- The Growlanser logo
- Genre: Tactical role-playing game
- Developer: Career Soft
- Publishers: Atlus Rising Star Games
- Artist: Satoshi Urushihara
- Composers: Noriyuki Iwadare Tomoyuki Hamada
- Platforms: PlayStation, Windows, PlayStation 2, PlayStation Portable
- First release: Growlanser November 25, 1999
- Latest release: Growlanser: Wayfarer of Time August 18, 2011

= Growlanser =

Growlanser (グローランサー, Gurōransā) is a series of tactical role-playing games with installments on the PlayStation, PlayStation 2, and PlayStation Portable. The franchise has been developed by Career Soft, and is owned by Atlus and Sega. The series is set in a world that is being taken over by an ancient evil. It is a spiritual successor to Career Soft's earlier Langrisser series. Working Designs published Growlanser II and III in North America together in a package called Growlanser Generations that had additional features. Growlanser V: Generations was published in North America by Atlus USA and Europe by Rising Star Games under the name Growlanser: Heritage of War. The PSP version of Growlanser IV: Wayfarer of Time was also published in North America by Atlus.
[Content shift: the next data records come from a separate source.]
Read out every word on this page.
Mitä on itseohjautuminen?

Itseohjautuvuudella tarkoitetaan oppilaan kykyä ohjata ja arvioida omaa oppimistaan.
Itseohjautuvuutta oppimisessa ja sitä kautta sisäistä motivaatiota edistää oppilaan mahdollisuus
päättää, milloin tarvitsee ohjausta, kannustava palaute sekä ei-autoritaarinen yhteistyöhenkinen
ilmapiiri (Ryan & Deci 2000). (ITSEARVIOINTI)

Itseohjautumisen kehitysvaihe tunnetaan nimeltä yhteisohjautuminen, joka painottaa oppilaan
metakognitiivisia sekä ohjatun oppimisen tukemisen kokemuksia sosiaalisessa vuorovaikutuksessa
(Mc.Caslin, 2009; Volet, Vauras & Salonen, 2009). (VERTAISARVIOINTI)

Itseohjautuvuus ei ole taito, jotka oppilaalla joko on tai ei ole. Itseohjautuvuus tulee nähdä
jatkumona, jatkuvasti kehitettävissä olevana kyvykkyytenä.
All titles feature character art by Satoshi Urushihara.

==Games==

| Year | Title | Platform(s) |
| 1999 | Growlanser | PlayStation, Windows |
| 2001 | Growlanser II: The Sense of Justice | PlayStation 2 |
| Growlanser III: The Dual Darkness | PlayStation 2 |
| 2003 | Growlanser: Wayfarer of Time | PlayStation 2, PlayStation Portable |
| Growlanser Collection | PlayStation, PlayStation 2 |
| 2004 | Growlanser Generations | PlayStation 2 |
| 2006 | Growlanser: Heritage of War | PlayStation 2 |
| 2007 | Growlanser VI: Precarious World | PlayStation 2 |
| 2009 | Growlanser (remake) | PlayStation Portable |

==Other merchandise==

- Soundtrack CDs for the Growlanser series were released in Japan by King Records (I, II, and III), FrontierWorks (IV), Pony Canyon (V) and Sony Music (VI).
- As a companion to Growlanser IV, a collection of entirely vocal music from the game was released as Growlanser IV: Wayfarer of the Time Original Character Song Album.
- With Growlanser IV came an OVA to the series, featuring a situation from the game turned into an anime. Silverneil, the main character of the OVA, travels around in the city trying to figure out what is going on regarding a rebellion and is given the decision either to join it or go against it. The ending theme to the OVA is "Yakusoku" (Promise), featured as track 10 on the Character Song Album.